I'm the same mom who has only ever done things for him that will help him because I love him! What happened to the little boy who used to think I was the smartest person in the world? How has he forgotten?
Then, I realized... when I pull against the will of God, it's because either I really AM an idiot or because I have lost sight of something... the unchanging nature of God. The same God who got me through THAT will get me through THIS. The same God who provided for THAT need will provide for this need. The same God who turned THAT into good will turn THIS to good. When I am beginning to rebel or despair it's because I have developed spiritual amnesia. I need to turn and remember that even though my circumstances peak and valley, my God never ever changes. If I need help remembering, I can look in my prayer journals, the scriptures I've painted on my walls, photos of the amazing events in my life, I can even scroll back on my blog.
So, from this, I figured out the secret to my son's arguing. I applied it and he hasn't argued with me since. He remembers now that I am the Mom who loves him, and there is no more rebellion in my house....
HAHAHAHAHAHAHHAHAHAHAHA. oh, man. that's rich.

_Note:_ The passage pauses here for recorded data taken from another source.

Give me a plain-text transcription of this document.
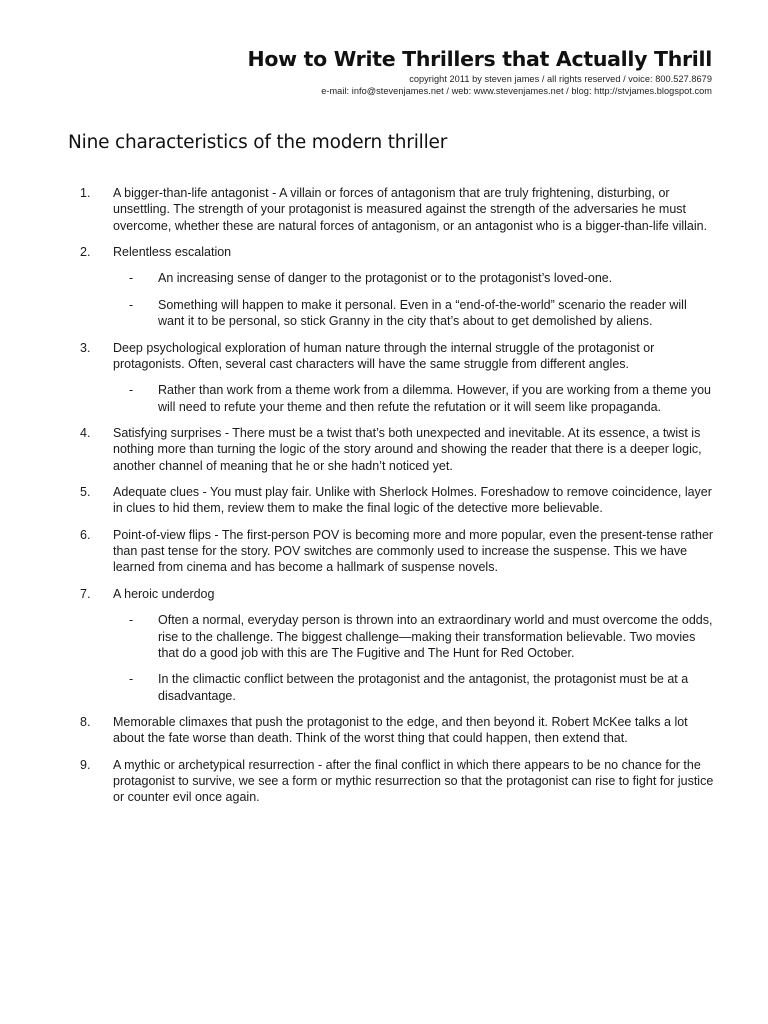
How to Write Thrillers that Actually Thrill
copyright 2011 by steven james / all rights reserved / voice: 800.527.8679
e-mail: info@stevenjames.net / web: www.stevenjames.net / blog: http://stvjames.blogspot.com
Nine characteristics of the modern thriller
1. A bigger-than-life antagonist - A villain or forces of antagonism that are truly frightening, disturbing, or unsettling. The strength of your protagonist is measured against the strength of the adversaries he must overcome, whether these are natural forces of antagonism, or an antagonist who is a bigger-than-life villain.
2. Relentless escalation
- An increasing sense of danger to the protagonist or to the protagonist’s loved-one.
- Something will happen to make it personal. Even in a “end-of-the-world” scenario the reader will want it to be personal, so stick Granny in the city that’s about to get demolished by aliens.
3. Deep psychological exploration of human nature through the internal struggle of the protagonist or protagonists. Often, several cast characters will have the same struggle from different angles.
- Rather than work from a theme work from a dilemma. However, if you are working from a theme you will need to refute your theme and then refute the refutation or it will seem like propaganda.
4. Satisfying surprises - There must be a twist that’s both unexpected and inevitable. At its essence, a twist is nothing more than turning the logic of the story around and showing the reader that there is a deeper logic, another channel of meaning that he or she hadn’t noticed yet.
5. Adequate clues - You must play fair. Unlike with Sherlock Holmes. Foreshadow to remove coincidence, layer in clues to hid them, review them to make the final logic of the detective more believable.
6. Point-of-view flips - The first-person POV is becoming more and more popular, even the present-tense rather than past tense for the story. POV switches are commonly used to increase the suspense. This we have learned from cinema and has become a hallmark of suspense novels.
7. A heroic underdog
- Often a normal, everyday person is thrown into an extraordinary world and must overcome the odds, rise to the challenge. The biggest challenge—making their transformation believable. Two movies that do a good job with this are The Fugitive and The Hunt for Red October.
- In the climactic conflict between the protagonist and the antagonist, the protagonist must be at a disadvantage.
8. Memorable climaxes that push the protagonist to the edge, and then beyond it. Robert McKee talks a lot about the fate worse than death. Think of the worst thing that could happen, then extend that.
9. A mythic or archetypical resurrection - after the final conflict in which there appears to be no chance for the protagonist to survive, we see a form or mythic resurrection so that the protagonist can rise to fight for justice or counter evil once again.
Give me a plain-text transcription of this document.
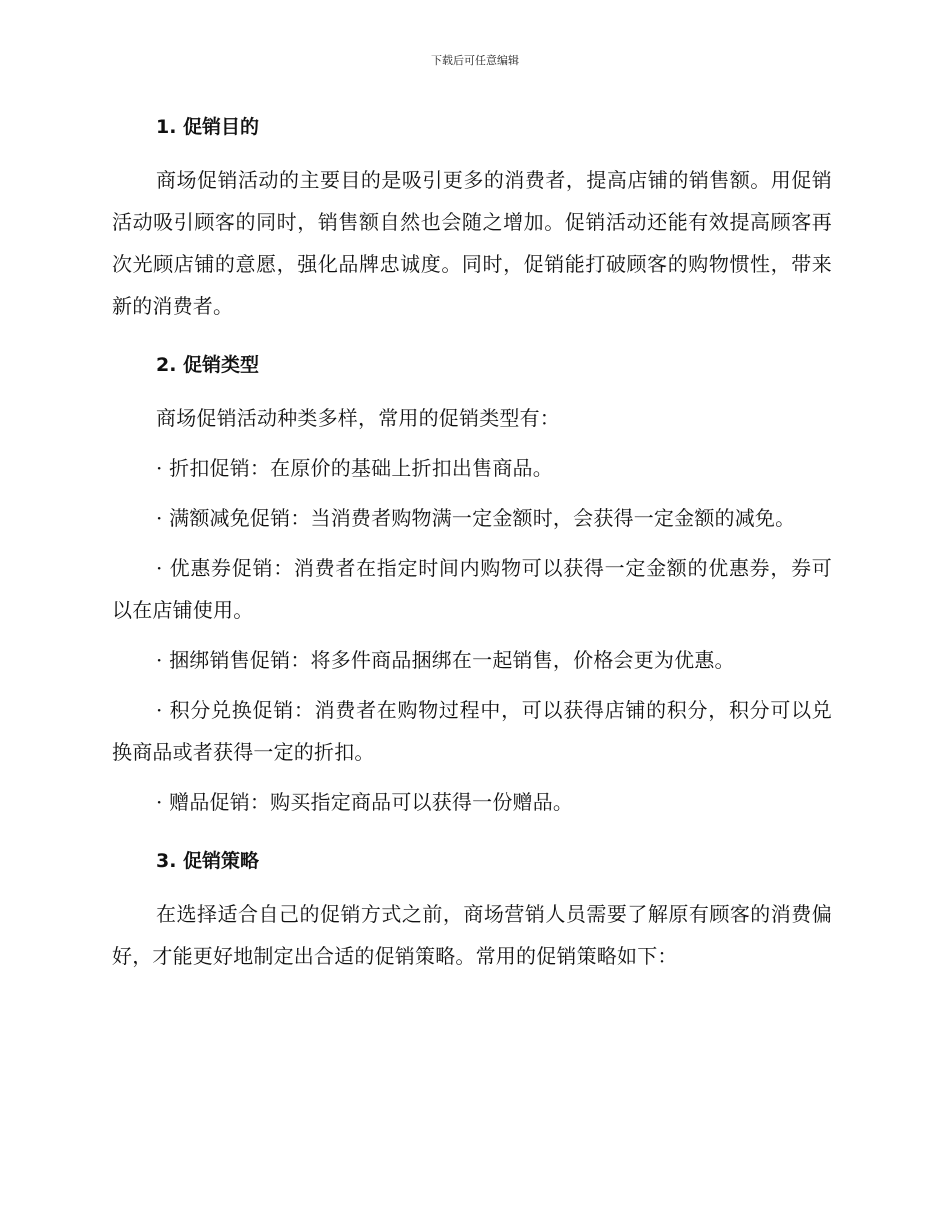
下载后可任意编辑
1. 促销目的

商场促销活动的主要目的是吸引更多的消费者，提高店铺的销售额。用促销活动吸引顾客的同时，销售额自然也会随之增加。促销活动还能有效提高顾客再次光顾店铺的意愿，强化品牌忠诚度。同时，促销能打破顾客的购物惯性，带来新的消费者。

2. 促销类型

商场促销活动种类多样，常用的促销类型有：

· 折扣促销：在原价的基础上折扣出售商品。

· 满额减免促销：当消费者购物满一定金额时，会获得一定金额的减免。

· 优惠券促销：消费者在指定时间内购物可以获得一定金额的优惠券，券可以在店铺使用。

· 捆绑销售促销：将多件商品捆绑在一起销售，价格会更为优惠。

· 积分兑换促销：消费者在购物过程中，可以获得店铺的积分，积分可以兑换商品或者获得一定的折扣。

· 赠品促销：购买指定商品可以获得一份赠品。

3. 促销策略

在选择适合自己的促销方式之前，商场营销人员需要了解原有顾客的消费偏好，才能更好地制定出合适的促销策略。常用的促销策略如下：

No, I haven't figured out the secret for that teen boy. I'm not sure it's something I'll ever really get. I did figure out one thing, though. I need to stop worrying about who my son thinks I am and start making sure He knows Who his God is. I am intentionally becoming more purposeful about pointing out things God has done in my life, in the history of our family, and in even his life. I am taking the time, also, to remember that the truth is that my boy is actually a cool kid... he's really not always a toad. He's smart and funny and helpful and good to me most of the time. I am actually proud of him, and full of hope that he will eventually think I am ... well, at least a little less dumb.
I remember your genuine faith, for you share the faith that first filled your grandmother Lois and your mother, Eunice. And I know that same faith continues strong in you.